Stardust project

Stardust, which began in February 2013, was a four-year research and training program looking into ways of removing space debris (such as fragments of defunct satellites which risk damaging functioning satellites if they collide with them), and ways to deflect asteroids which could have devastating consequences if they crash into the Earth. [1][2][3][4]

Stardust was a European programme funded by the FP7 Marie Curie Initial Training Networks (ITN) scheme.[5] The network is composed of ten full partners and four associated partner institutions across seven European countries.[5] There were five universities – University of Strathclyde (UK), University of Southampton (UK), Technical University of Madrid (Spain), University of Rome Tor Vergata (Italy), University of Pisa (Italy), and the Astronomical Observatory Belgrade (Serbia), four research centres – German Research Centre for Artificial Intelligence (DFKI), Consiglio Nazionale delle Ricerche Italiano (CNR), French National Centre for Scientific Research (CNRS) and the European Space Agency (ESA), and four companies – Deimos Space (Spain), Dinamica (Italy), Astrium Ltd (UK) and Telespazio S.p.A. (Italy). A further 11 early career researchers and 4 post-doctorate researchers were hired and received specialised training .

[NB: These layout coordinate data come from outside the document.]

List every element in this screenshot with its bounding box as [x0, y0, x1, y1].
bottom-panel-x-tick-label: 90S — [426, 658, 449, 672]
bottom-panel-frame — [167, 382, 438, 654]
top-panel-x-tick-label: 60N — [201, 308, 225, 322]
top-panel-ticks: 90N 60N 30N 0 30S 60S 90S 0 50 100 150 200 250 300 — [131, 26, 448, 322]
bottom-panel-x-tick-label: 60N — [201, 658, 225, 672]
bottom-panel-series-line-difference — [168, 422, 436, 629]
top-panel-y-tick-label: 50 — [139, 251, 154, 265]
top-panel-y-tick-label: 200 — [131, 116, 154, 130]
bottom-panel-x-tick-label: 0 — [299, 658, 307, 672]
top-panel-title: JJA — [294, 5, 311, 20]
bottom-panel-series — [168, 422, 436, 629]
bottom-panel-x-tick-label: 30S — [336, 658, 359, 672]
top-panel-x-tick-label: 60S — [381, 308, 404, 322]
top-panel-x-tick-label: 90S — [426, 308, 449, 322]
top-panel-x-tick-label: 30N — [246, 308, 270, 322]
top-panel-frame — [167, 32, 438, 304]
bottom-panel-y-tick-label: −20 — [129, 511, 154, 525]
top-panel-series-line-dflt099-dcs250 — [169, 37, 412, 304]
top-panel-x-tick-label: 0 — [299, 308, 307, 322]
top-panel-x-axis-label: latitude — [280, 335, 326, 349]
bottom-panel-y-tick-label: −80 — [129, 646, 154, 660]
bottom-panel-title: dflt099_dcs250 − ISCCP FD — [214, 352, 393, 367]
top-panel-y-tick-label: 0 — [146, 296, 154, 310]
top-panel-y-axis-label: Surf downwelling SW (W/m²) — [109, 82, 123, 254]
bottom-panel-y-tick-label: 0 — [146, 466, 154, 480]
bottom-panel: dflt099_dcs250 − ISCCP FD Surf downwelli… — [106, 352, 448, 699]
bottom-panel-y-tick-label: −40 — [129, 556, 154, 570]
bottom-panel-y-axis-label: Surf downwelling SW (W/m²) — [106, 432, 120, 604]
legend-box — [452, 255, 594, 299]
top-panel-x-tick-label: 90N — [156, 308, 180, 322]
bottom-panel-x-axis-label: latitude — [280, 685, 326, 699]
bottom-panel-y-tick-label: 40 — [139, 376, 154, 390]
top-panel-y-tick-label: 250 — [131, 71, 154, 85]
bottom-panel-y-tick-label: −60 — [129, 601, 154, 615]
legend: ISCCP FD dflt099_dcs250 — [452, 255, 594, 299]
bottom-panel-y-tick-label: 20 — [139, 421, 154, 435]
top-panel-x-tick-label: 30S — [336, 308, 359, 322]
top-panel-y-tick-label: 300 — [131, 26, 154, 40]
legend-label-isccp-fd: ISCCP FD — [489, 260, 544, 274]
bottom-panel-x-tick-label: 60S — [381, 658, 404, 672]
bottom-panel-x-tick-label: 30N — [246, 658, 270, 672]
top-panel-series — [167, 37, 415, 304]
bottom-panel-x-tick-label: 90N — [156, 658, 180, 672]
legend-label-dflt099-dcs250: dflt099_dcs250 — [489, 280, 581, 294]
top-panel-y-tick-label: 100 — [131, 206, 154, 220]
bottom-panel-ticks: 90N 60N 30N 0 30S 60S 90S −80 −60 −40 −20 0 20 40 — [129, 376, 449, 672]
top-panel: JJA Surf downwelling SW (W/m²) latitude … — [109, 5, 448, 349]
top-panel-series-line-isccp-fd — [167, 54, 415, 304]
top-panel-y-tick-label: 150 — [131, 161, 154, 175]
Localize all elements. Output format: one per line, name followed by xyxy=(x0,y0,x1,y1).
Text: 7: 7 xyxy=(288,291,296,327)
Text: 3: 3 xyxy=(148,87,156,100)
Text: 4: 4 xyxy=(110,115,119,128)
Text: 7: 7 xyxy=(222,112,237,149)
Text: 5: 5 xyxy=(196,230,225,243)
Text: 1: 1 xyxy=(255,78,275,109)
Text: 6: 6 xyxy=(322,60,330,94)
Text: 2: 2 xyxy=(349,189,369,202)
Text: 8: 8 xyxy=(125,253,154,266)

The Stardust Final Conference on Asteroids and Space Debris was held at the end of October 2016 at the European Space Agency premises.[6]

Stardust completed its four-year remit of research and development activities in early 2017. During that period, the network was awarded the Sir Arthur Clarke award for space research in 2015,[7] was featured at the IAC2016 in Guadalajara, and is supporting the Space Mission Planning Advisory Group of the United Nations on matters related to planetary defense.

Beyond its influential role in the community, Stardust produced many important results: [8]

• Stardust unlocked the secrets of chaos and resonances in Earth orbit mapping regions of the space around the Earth where motion is chaotic and can lead to a fast decay of the orbit. These key results were instrumental to define passive debris deorbiting strategies and ‘deorbiting highways’ that accelerate the orbit decay.
• Stardust developed new fast approaches for preliminary orbit determination of asteroids and space debris that will allow the treatment of large databases and the determination of the orbits of objects starting from sparse measurements.
• Stardust introduced new techniques for the detumbling of space debris and asteroids using Eddy currents or laser ablation. It demonstrated the effectiveness of these technologies and their applicability to real mission scenarios.
• Stardust produced substantial advancements on the use of laser ablation for debris removal and asteroid manipulation and exploitation. It demonstrated, theoretically and experimentally, that this technique offers an effective and versatile solution, in many cases superior to most slow-push deflection methods.
• Stardust introduced new asteroid deflection concepts, like the Nuclear Cycler that allows for a more controllable deflection using a series of nuclear explosions, and delivered new insights in the applicability of other known deflection methods like the kinetic impactor and the gravity tractor.
• Stardust introduced the quantification of uncertainty in the study of the (re-)entry and demise of space debris and asteroids, and developed new fast and open source tools and methods to estimate the risk of an impact on ground. All these new advancements contributed to the development of an open source tool called FOSTRAD,[9] freely available on request.
• Stardust developed new tools to allow decision makers to make informed decisions on the potential consequences of an impact with an asteroid. The software ARMOR was developed to quantify the total risk and damage on Earth.